Archive for May, 2011

Revisions to North Carolina Homeowner Association Law Loom

Tuesday, May 3rd, 2011

Our Firm has many Homeowner Association clients, both condominium and planned communities.  We have even more clients who are developers of real property (Declarants), both condominium and planned community.   These clients need to be aware of a bill (House Bill 165) now before the NC General Assembly. Passing its first reading, this bill is now in Committee.  Interested and concerned Associations and Developers of real property should contact their legislature representatives and let them know how they feel about the proposed amendments to Chapter 47C and 47F.  It is my interpretation of what I have read (link to bill as proposed is set forth below for your own review and interpretation) that the new law will make it much more difficult for Associations to hold owners accountable in meeting their obligations as members of a common development.  It is my belief that the while there are a few positive provisions in the amendments which are helpful in clarification of the obligations of officers and board members, some provisions of the law will lead to compliant neighbors sharing a greater financial burden of those members who do not live up to their obligations; an unfair result.  For developers of real property, you need to be aware that the legislature is taking action to make certain rights of “declarant” more difficult to assert, and are proposing that purchaser protection provisions (much the same as in the Condominium Act) be applied to the sale of planned community lots.  The purpose of this post is to point out a few areas where I have greatest concern, both for our developer and association clients:

1.       In both statutes, a specific priority application of payments is now mandated, with payments applied first to assessments, then to late charges, attorney fees and fines and interest.  It is in the best interest of the Association to have application just the opposite as that stated, and the new application pattern will create more difficulty in foreclosing liens where back assessments are paid, but other charges, fees and expenses are not, and therefore a different (more cumbersome) foreclosure procedure must be complied with.
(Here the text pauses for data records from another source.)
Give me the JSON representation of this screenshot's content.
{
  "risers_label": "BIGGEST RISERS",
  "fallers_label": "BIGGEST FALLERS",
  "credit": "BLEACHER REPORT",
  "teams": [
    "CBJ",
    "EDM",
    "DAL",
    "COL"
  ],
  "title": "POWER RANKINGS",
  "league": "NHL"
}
2.       Both statutes would now mandate that when assessments are delinquent, some provision for periodic partial payment over a “reasonable time” must be created by the Association before the procedure for lien and foreclosure is commenced.  The statute is very uncertain as to what a “reasonable time” is, and refers to there being rights to file a lien if an owner “accepts” a plan and then defaults.  The statute does not say what would happen if a payment plan is not accepted, but I assume the lien process could move forward.  Unfortunately, the legislature is going to give more time for the owners to pay the assessments they are responsible for, but at the same time does not create an additional period of time for the Associations (and therefore the responsible owners) to live up to the legally required financial obligations of the Association.

3.       For Declarant, required alternative dispute resolution (between declarant and Association) is limited until after the period of Declarant control is over.
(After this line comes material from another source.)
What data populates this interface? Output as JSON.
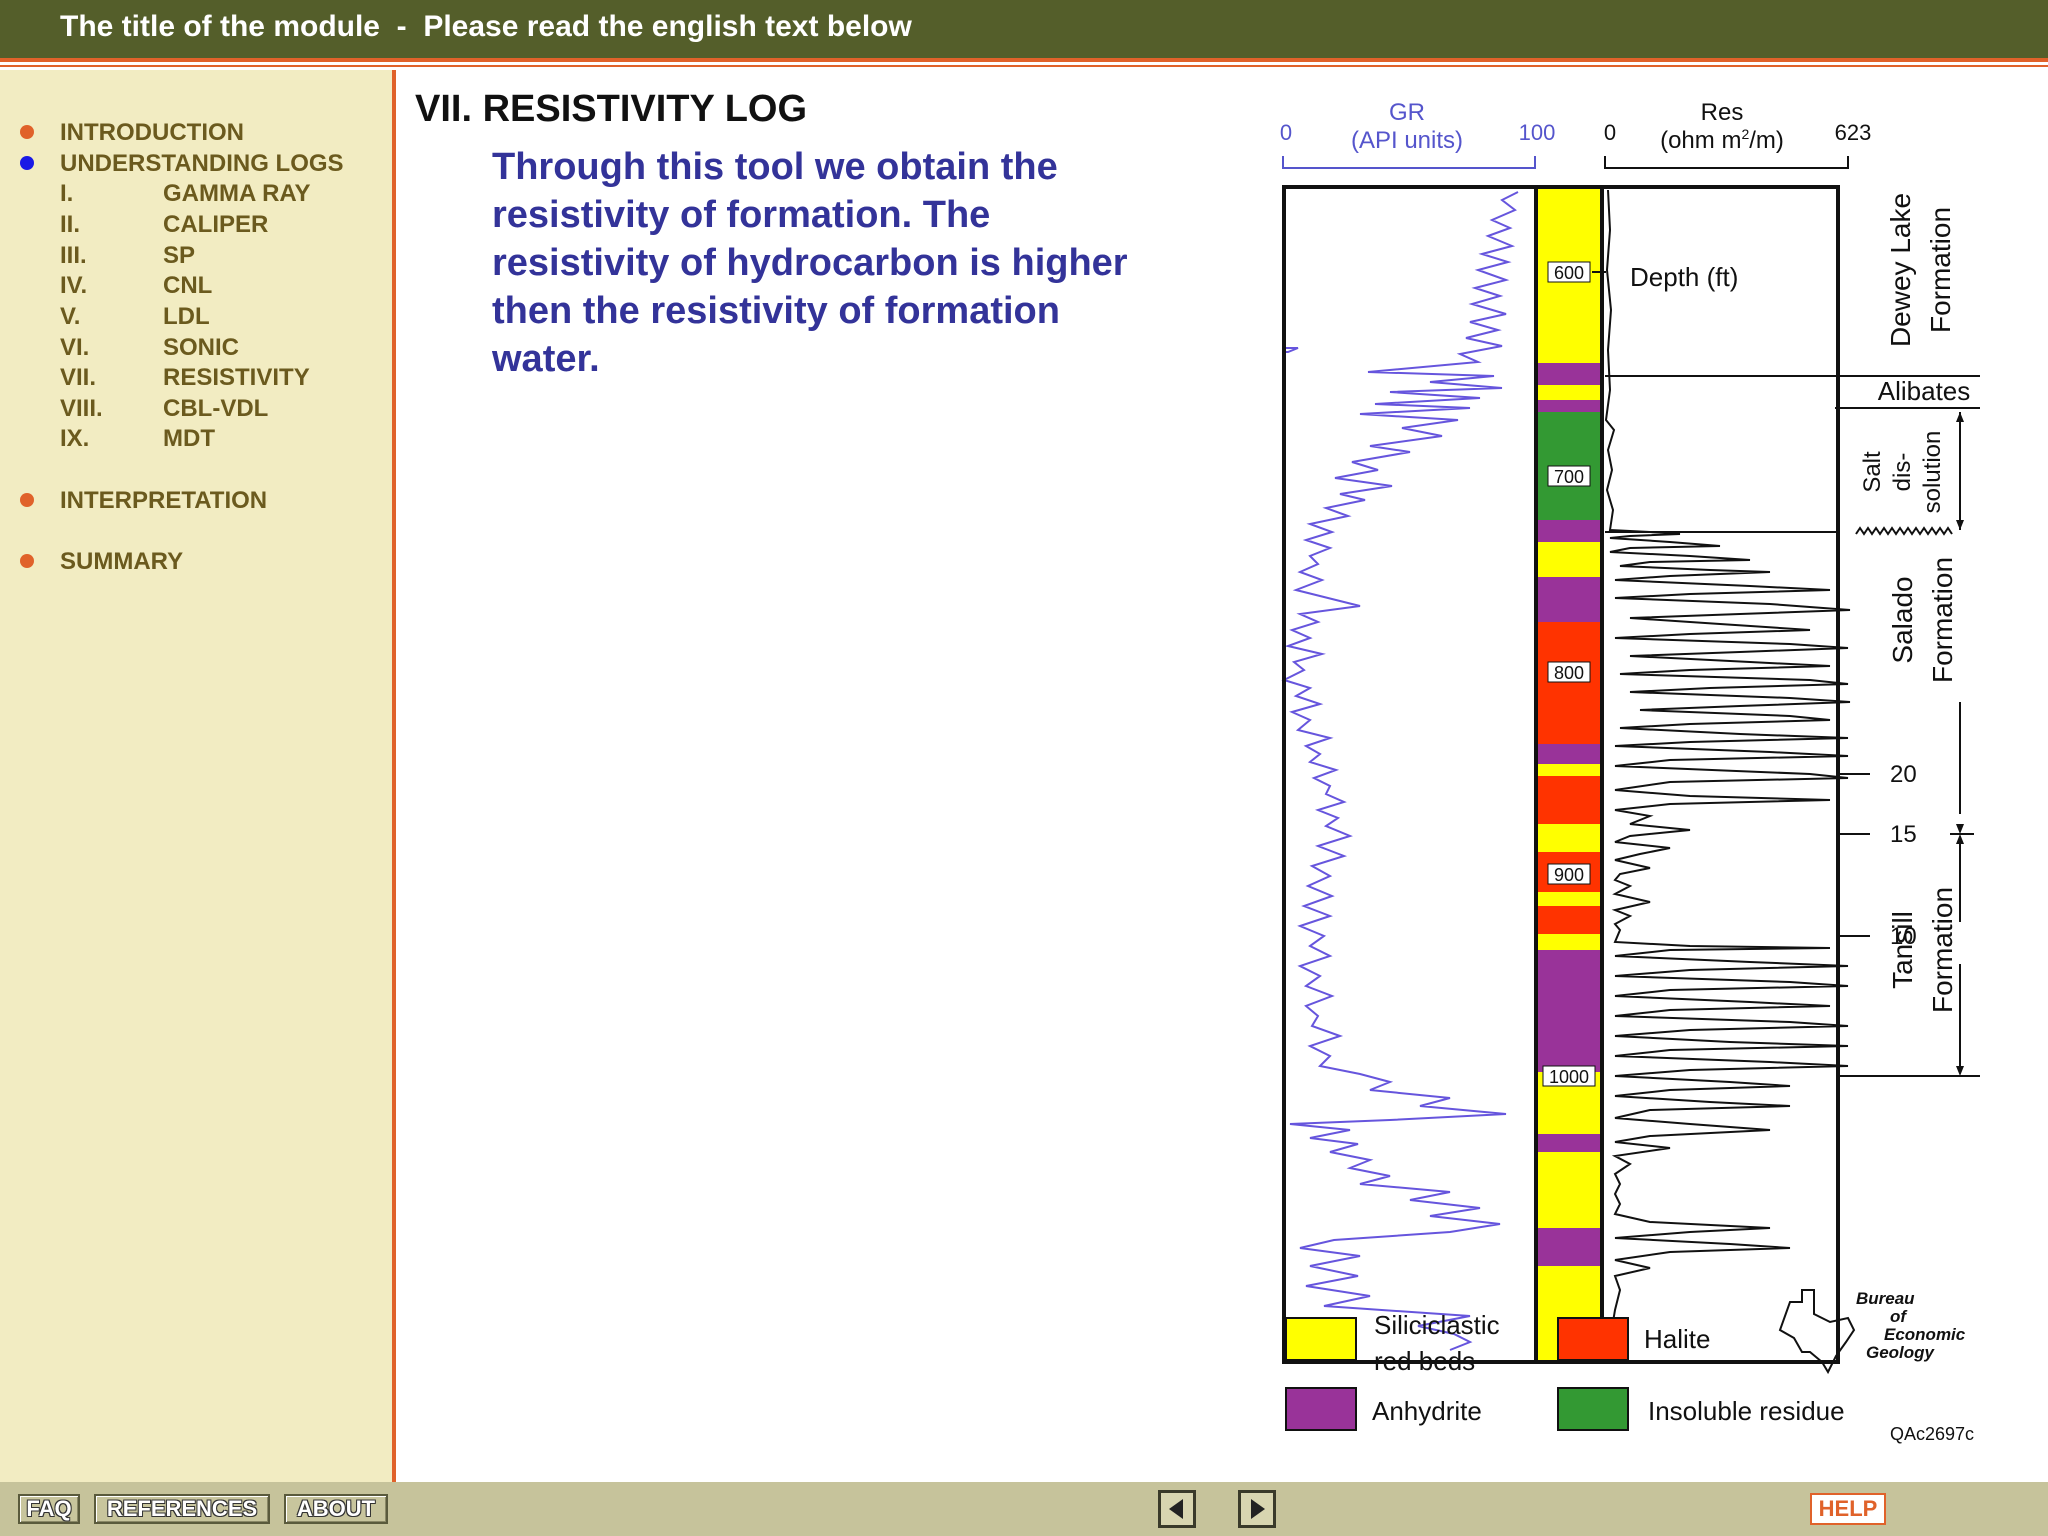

4.       Some new provisions of note in the Planned Community Act – certainty as to the limits of the period of declarant control, and purchaser protection provisions (in the form much like the public offering statement required in the Condominium Act).

5.       For both statutes, it appears that there is now a burden of a public offering statement in resales of lots, and though the statement must be given by the Seller to the Buyer, the burden of providing information to create the statement is on the Association.

These are just some of the changes.  All Association leaders need to take a good look at this proposed statute as it gets closer to being adopted law in North Carolina.  If adopted, I would predict that fewer people will be willing to take on the duties of leadership in an Association.